I’m not sure about you, but since I was a little girl, I dreamt about wearing the perfect wedding gown and walking down the aisle. I can remember as a kid so vividly the many times I tied my comforter around my waist and walked down the stairs pretending to be a bride. It didn’t help that I was a flower girl to many of my church members. My favorite part was seeing the train drag behind me. Never would I have thought I would’ve wanted to elope. But yet I did…

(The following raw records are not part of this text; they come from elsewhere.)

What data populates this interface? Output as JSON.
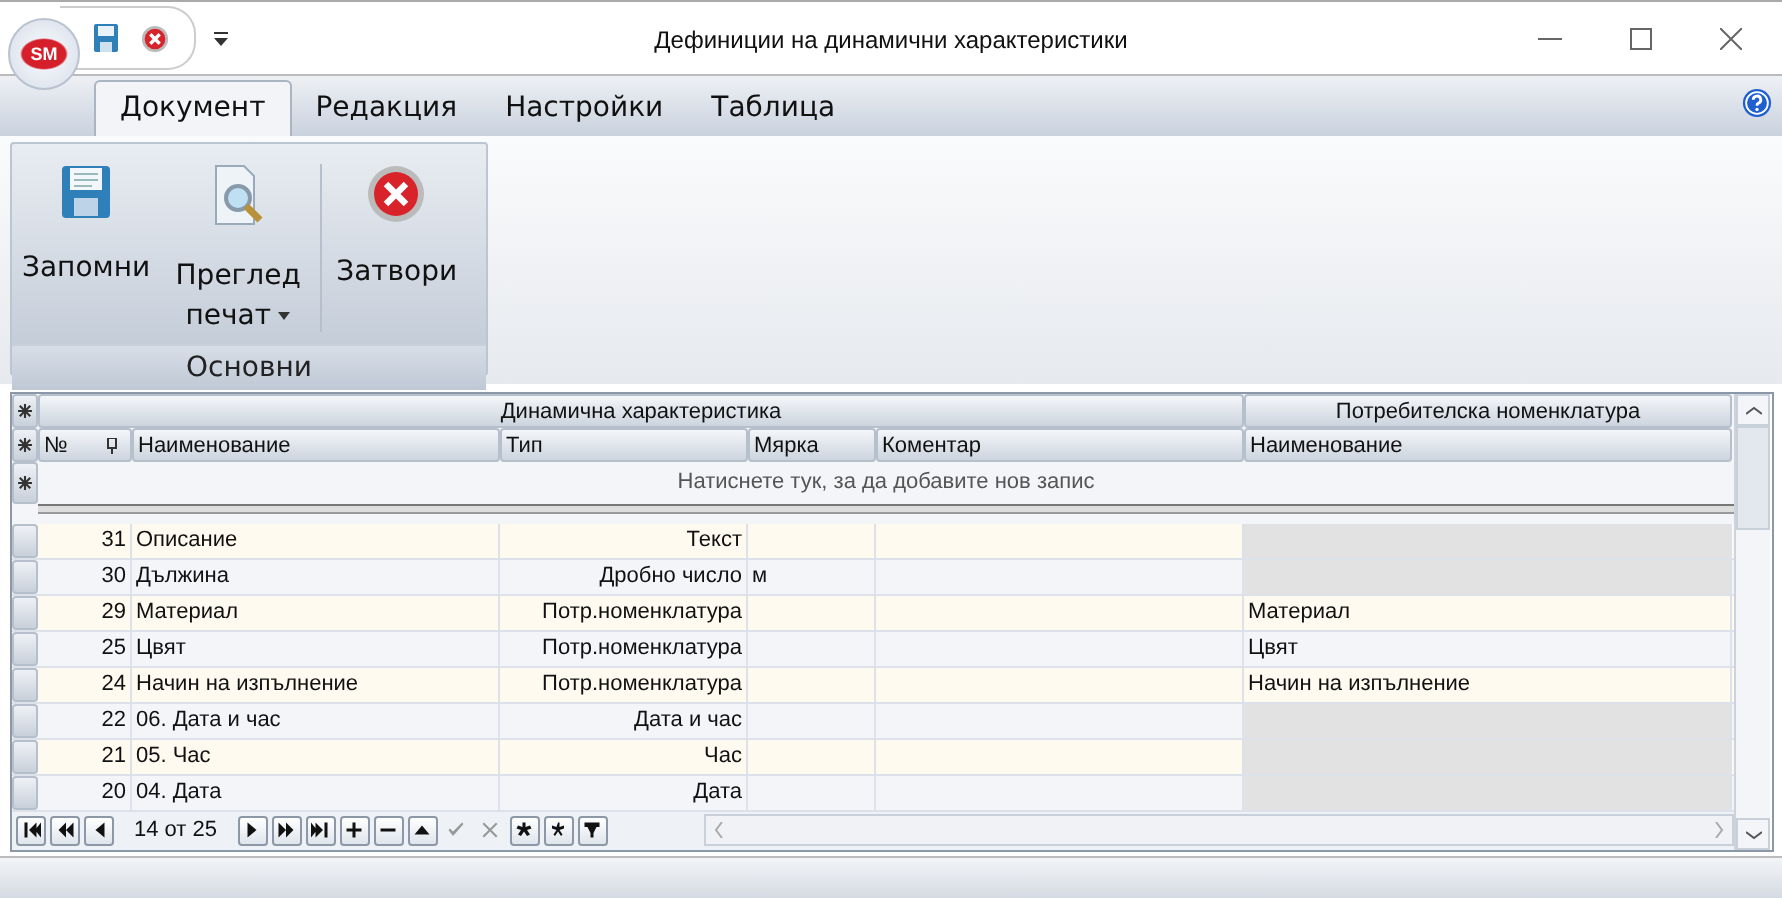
{
  "app_logo": "SM",
  "window": {
    "title": "Дефиниции на динамични характеристики"
  },
  "tabs": [
    {
      "label": "Документ",
      "selected": true
    },
    {
      "label": "Редакция",
      "selected": false
    },
    {
      "label": "Настройки",
      "selected": false
    },
    {
      "label": "Таблица",
      "selected": false
    }
  ],
  "ribbon": {
    "group": "Основни",
    "buttons": [
      {
        "kind": "save",
        "label": "Запомни"
      },
      {
        "kind": "preview",
        "label": "Преглед печат",
        "dropdown": true
      },
      {
        "kind": "close",
        "label": "Затвори"
      }
    ]
  },
  "grid": {
    "bands": [
      "Динамична характеристика",
      "Потребителска номенклатура"
    ],
    "columns": [
      "№",
      "Наименование",
      "Тип",
      "Мярка",
      "Коментар",
      "Наименование"
    ],
    "new_row_hint": "Натиснете тук, за да добавите нов запис",
    "rows": [
      [
        "31",
        "Описание",
        "Текст",
        "",
        "",
        ""
      ],
      [
        "30",
        "Дължина",
        "Дробно число",
        "м",
        "",
        ""
      ],
      [
        "29",
        "Материал",
        "Потр.номенклатура",
        "",
        "",
        "Материал"
      ],
      [
        "25",
        "Цвят",
        "Потр.номенклатура",
        "",
        "",
        "Цвят"
      ],
      [
        "24",
        "Начин на изпълнение",
        "Потр.номенклатура",
        "",
        "",
        "Начин на изпълнение"
      ],
      [
        "22",
        "06. Дата и час",
        "Дата и час",
        "",
        "",
        ""
      ],
      [
        "21",
        "05. Час",
        "Час",
        "",
        "",
        ""
      ],
      [
        "20",
        "04. Дата",
        "Дата",
        "",
        "",
        ""
      ]
    ]
  },
  "navigator": {
    "position": "14 от 25",
    "buttons": [
      {
        "kind": "first",
        "disabled": false
      },
      {
        "kind": "prev-page",
        "disabled": false
      },
      {
        "kind": "prev",
        "disabled": false
      },
      {
        "kind": "next",
        "disabled": false
      },
      {
        "kind": "next-page",
        "disabled": false
      },
      {
        "kind": "last",
        "disabled": false
      },
      {
        "kind": "insert",
        "disabled": false
      },
      {
        "kind": "delete",
        "disabled": false
      },
      {
        "kind": "edit",
        "disabled": false
      },
      {
        "kind": "post",
        "disabled": true
      },
      {
        "kind": "cancel",
        "disabled": true
      },
      {
        "kind": "bookmark",
        "disabled": false
      },
      {
        "kind": "goto-bookmark",
        "disabled": false
      },
      {
        "kind": "filter",
        "disabled": false
      }
    ]
  }
}
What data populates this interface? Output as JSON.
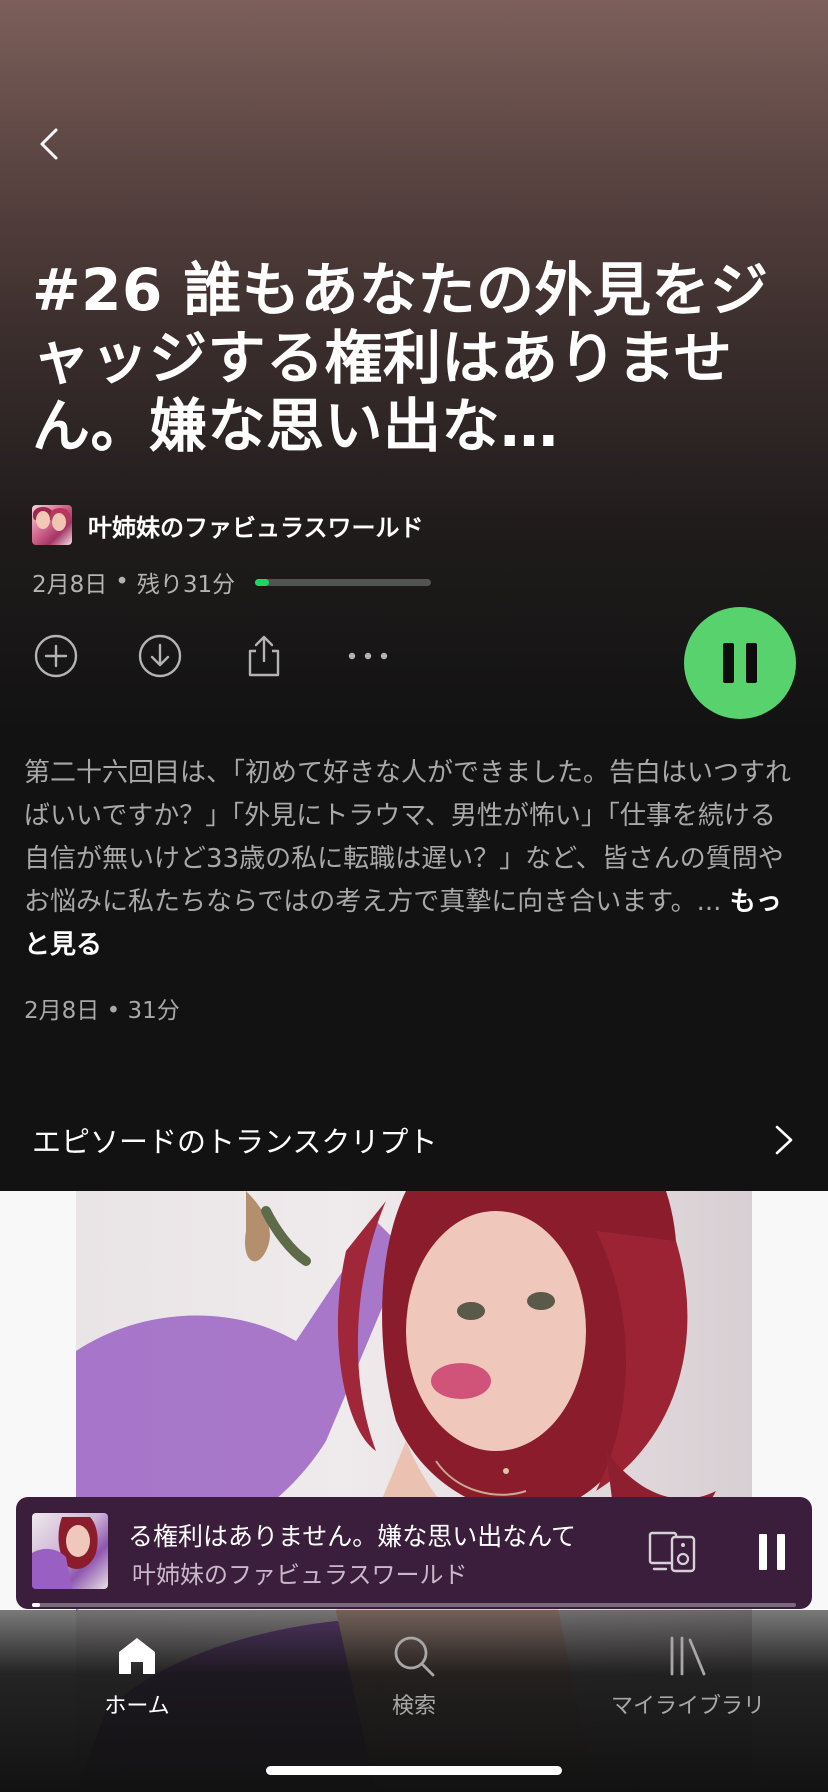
{
  "episode": {
    "title": "#26 誰もあなたの外見をジャッジする権利はありません。嫌な思い出な…",
    "show_name": "叶姉妹のファビュラスワールド",
    "meta_date": "2月8日",
    "meta_remaining": "残り31分",
    "progress": 0.08,
    "description": "第二十六回目は、「初めて好きな人ができました。告白はいつすればいいですか？」「外見にトラウマ、男性が怖い」「仕事を続ける自信が無いけど33歳の私に転職は遅い？」など、皆さんの質問やお悩みに私たちならではの考え方で真摯に向き合います。...",
    "more_label": "もっと見る",
    "footer_date": "2月8日",
    "footer_duration": "31分",
    "meta_separator": "•"
  },
  "transcript": {
    "label": "エピソードのトランスクリプト"
  },
  "mini_player": {
    "title": "る権利はありません。嫌な思い出なんて",
    "artist": "叶姉妹のファビュラスワールド",
    "progress": 0.01
  },
  "tabs": [
    {
      "label": "ホーム",
      "icon": "home-icon",
      "active": true
    },
    {
      "label": "検索",
      "icon": "search-icon",
      "active": false
    },
    {
      "label": "マイライブラリ",
      "icon": "library-icon",
      "active": false
    }
  ],
  "colors": {
    "accent": "#1ed760",
    "play_button": "#57d26d",
    "mini_player_bg": "#3a1e3b",
    "background": "#121212"
  }
}
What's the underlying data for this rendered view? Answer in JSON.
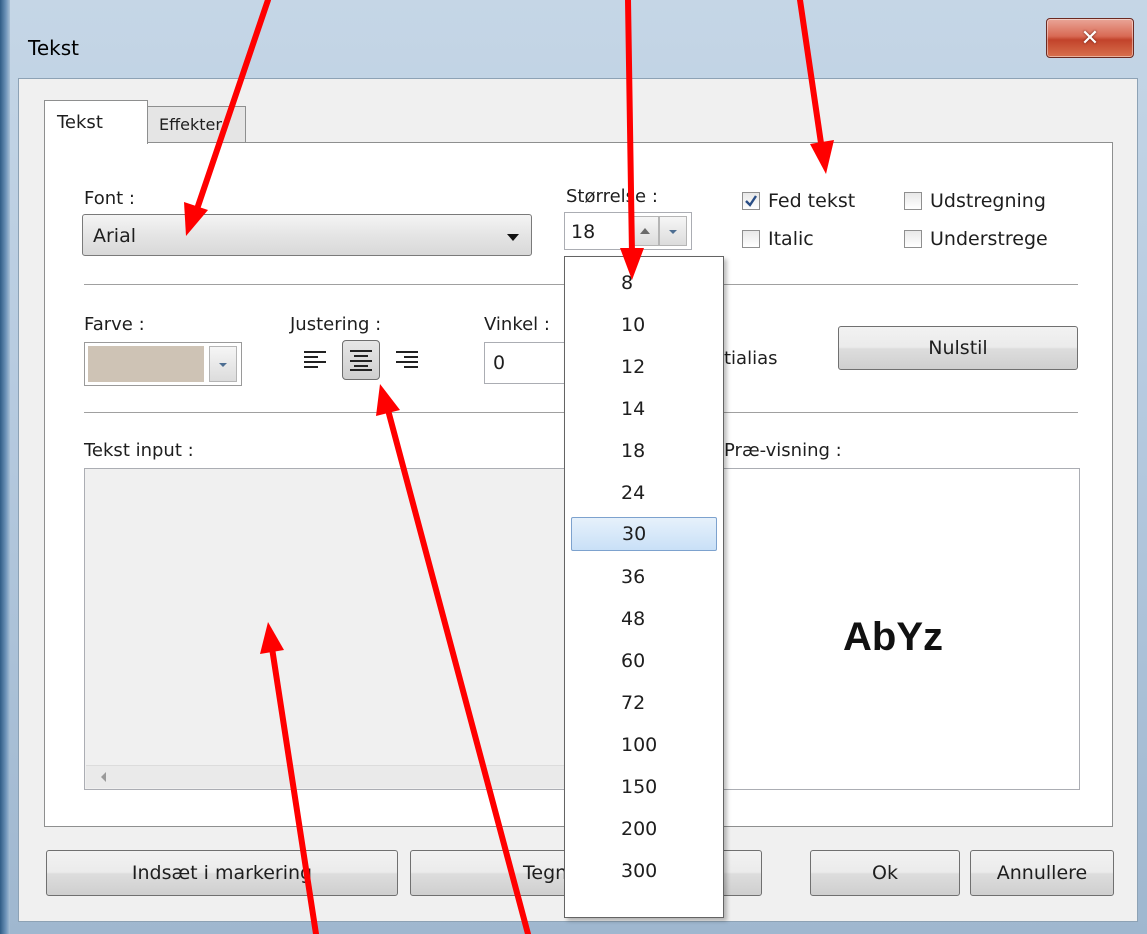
{
  "window": {
    "title": "Tekst",
    "close_glyph": "✕"
  },
  "tabs": [
    {
      "label": "Tekst",
      "active": true
    },
    {
      "label": "Effekter",
      "active": false
    }
  ],
  "font": {
    "label": "Font :",
    "value": "Arial"
  },
  "size": {
    "label": "Størrelse :",
    "value": "18"
  },
  "styles": [
    {
      "label": "Fed tekst",
      "checked": true
    },
    {
      "label": "Udstregning",
      "checked": false
    },
    {
      "label": "Italic",
      "checked": false
    },
    {
      "label": "Understrege",
      "checked": false
    }
  ],
  "color": {
    "label": "Farve :",
    "swatch": "#cec3b5"
  },
  "alignment": {
    "label": "Justering :",
    "options": [
      "left",
      "center",
      "right"
    ],
    "selected": "center"
  },
  "angle": {
    "label": "Vinkel :",
    "value": "0"
  },
  "antialias": {
    "label_visible_fragment": "tialias"
  },
  "reset_button": "Nulstil",
  "text_input": {
    "label": "Tekst input :",
    "value": ""
  },
  "preview": {
    "label": "Præ-visning :",
    "sample": "AbYz"
  },
  "size_dropdown": {
    "options": [
      "8",
      "10",
      "12",
      "14",
      "18",
      "24",
      "30",
      "36",
      "48",
      "60",
      "72",
      "100",
      "150",
      "200",
      "300"
    ],
    "highlighted": "30"
  },
  "buttons": {
    "insert": "Indsæt i markering",
    "draw_visible_fragment": "Tegn",
    "ok": "Ok",
    "cancel": "Annullere"
  },
  "colors": {
    "annotation_arrow": "#ff0000",
    "selection": "#c9e0f7"
  }
}
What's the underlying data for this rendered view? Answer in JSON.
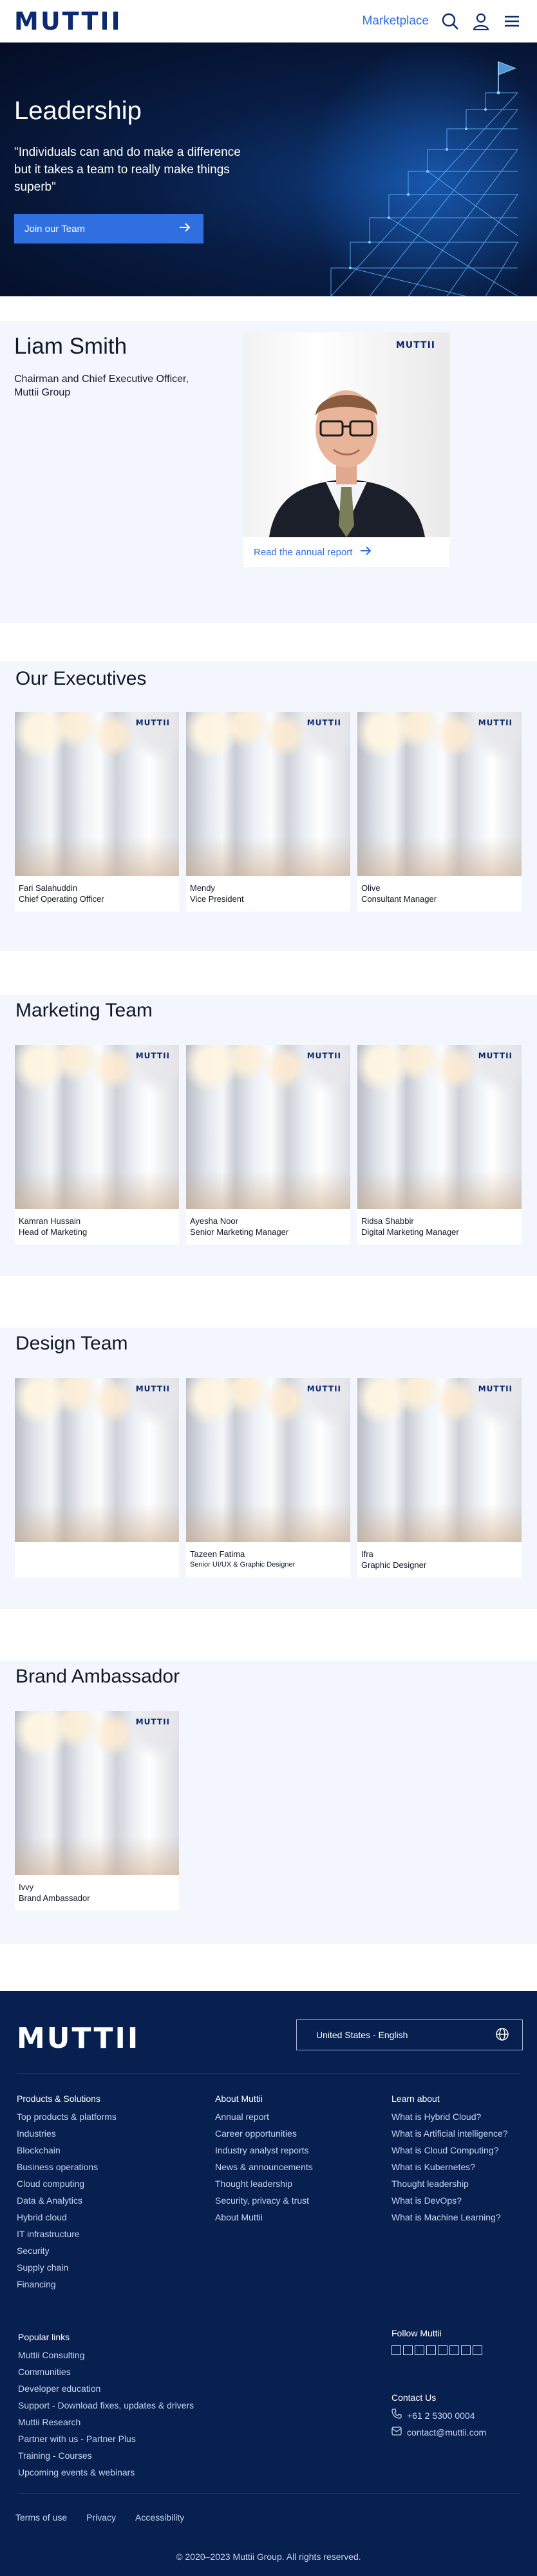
{
  "header": {
    "logo": "MUTTII",
    "marketplace": "Marketplace",
    "icons": [
      "search-icon",
      "user-icon",
      "menu-icon"
    ]
  },
  "hero": {
    "title": "Leadership",
    "quote": "\"Individuals can and do make a difference but it takes a team to really make things superb\"",
    "cta": "Join our Team"
  },
  "leader": {
    "name": "Liam Smith",
    "role": "Chairman and Chief Executive Officer, Muttii Group",
    "photo_logo": "MUTTII",
    "link": "Read the annual report"
  },
  "sections": [
    {
      "title": "Our Executives",
      "members": [
        {
          "name": "Fari Salahuddin",
          "title": "Chief Operating Officer"
        },
        {
          "name": "Mendy",
          "title": "Vice President"
        },
        {
          "name": "Olive",
          "title": "Consultant Manager"
        }
      ]
    },
    {
      "title": "Marketing Team",
      "members": [
        {
          "name": "Kamran Hussain",
          "title": "Head of Marketing"
        },
        {
          "name": "Ayesha Noor",
          "title": "Senior Marketing Manager"
        },
        {
          "name": "Ridsa Shabbir",
          "title": "Digital Marketing Manager"
        }
      ]
    },
    {
      "title": "Design Team",
      "members": [
        {
          "name": "",
          "title": ""
        },
        {
          "name": "Tazeen Fatima",
          "title": "Senior UI/UX & Graphic Designer"
        },
        {
          "name": "Ifra",
          "title": "Graphic Designer"
        }
      ]
    },
    {
      "title": "Brand Ambassador",
      "members": [
        {
          "name": "Ivvy",
          "title": "Brand Ambassador"
        }
      ]
    }
  ],
  "photo_logo": "MUTTII",
  "footer": {
    "logo": "MUTTII",
    "language": "United States - English",
    "col1": {
      "heading": "Products & Solutions",
      "links": [
        "Top products & platforms",
        "Industries",
        "Blockchain",
        "Business operations",
        "Cloud computing",
        "Data & Analytics",
        "Hybrid cloud",
        "IT infrastructure",
        "Security",
        "Supply chain",
        "Financing"
      ]
    },
    "col2": {
      "heading": "About Muttii",
      "links": [
        "Annual report",
        "Career opportunities",
        "Industry analyst reports",
        "News & announcements",
        "Thought leadership",
        "Security, privacy & trust",
        "About Muttii"
      ]
    },
    "col3": {
      "heading": "Learn about",
      "links": [
        "What is Hybrid Cloud?",
        "What is Artificial intelligence?",
        "What is Cloud Computing?",
        "What is Kubernetes?",
        "Thought leadership",
        "What is DevOps?",
        "What is Machine Learning?"
      ]
    },
    "popular": {
      "heading": "Popular links",
      "links": [
        "Muttii Consulting",
        "Communities",
        "Developer education",
        "Support - Download fixes, updates & drivers",
        "Muttii Research",
        "Partner with us - Partner Plus",
        "Training - Courses",
        "Upcoming events & webinars"
      ]
    },
    "follow_heading": "Follow Muttii",
    "social_icons": [
      "linkedin-icon",
      "facebook-icon",
      "instagram-icon",
      "twitter-icon",
      "youtube-icon",
      "podcast-icon",
      "rss-icon",
      "other-icon"
    ],
    "contact": {
      "heading": "Contact Us",
      "phone": "+61 2 5300 0004",
      "email": "contact@muttii.com"
    },
    "legal": [
      "Terms of use",
      "Privacy",
      "Accessibility"
    ],
    "copyright": "© 2020–2023 Muttii Group. All rights reserved."
  },
  "colors": {
    "brand_navy": "#0b2a6f",
    "accent_blue": "#2f6fe0",
    "section_bg": "#f3f6fc",
    "footer_bg": "#08204f"
  }
}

My husband and I met when we were 19 and 18 yrs old, respectively. After 2 years of dating, we were living together and making plans for our future. I had always told myself that I would never date a guy for more than 5 years and not be married. A few months before our 5th anniversary, we weren’t engaged yet but we were talking about planning an elopement the following year and inviting only my side of the family. See, my MIL is very strict on tradition and since my husband is the youngest of 3 kids, we couldn’t even think about getting married before his older siblings did. In the mean time, they weren’t dating anyone serious and I thought I’d NEVER get married at this rate. But it still wasn’t fair inviting my side to the elopement and not his side.
We were planning a Vegas trip a month out with some of our friends and spontaneously decided to elope during that trip. The only way it would be fair to both sides was if we kept it to our close group of friends. My only stipulation was for us to have a big wedding when the timing was right (or I should say, after his older siblings got married) We told a handful of our friends, bought a dress, booked the hotel and swore everyone to secrecy.
The weekend quickly approached. We drove to Vegas, checked in, went to get our marriage license, scoped out a chapel and headed back to our hotel to prepare for our separate bachelor/bachelorette parties. The next morning, we prepared for the big event. My good friend who was also our matchmaker did my hair & make up for me. We got dressed, met up in the lobby and stopped to pose for a few pictures. Before we knew it, we were married!!
We headed back to the hotel to get ready for yet another night of celebrating. We probably spent at the most $600 all weekend and had the time of our lives. No pressure from families, just pure fun, love and happiness. 3 years later, we had our big wedding. Because we were already secretly married, we weren’t worried about getting married. We were just excited to finally be openly married!
A few years later, I met a few other couples who did the same thing and eloped before they had their big ceremony. Consensus is that it was the best thing they did. It was more about the marriage than putting on the show. This Friday Jan. the 8th, we will be celebrating our 4th “public” wedding anniversary. Would you consider eloping?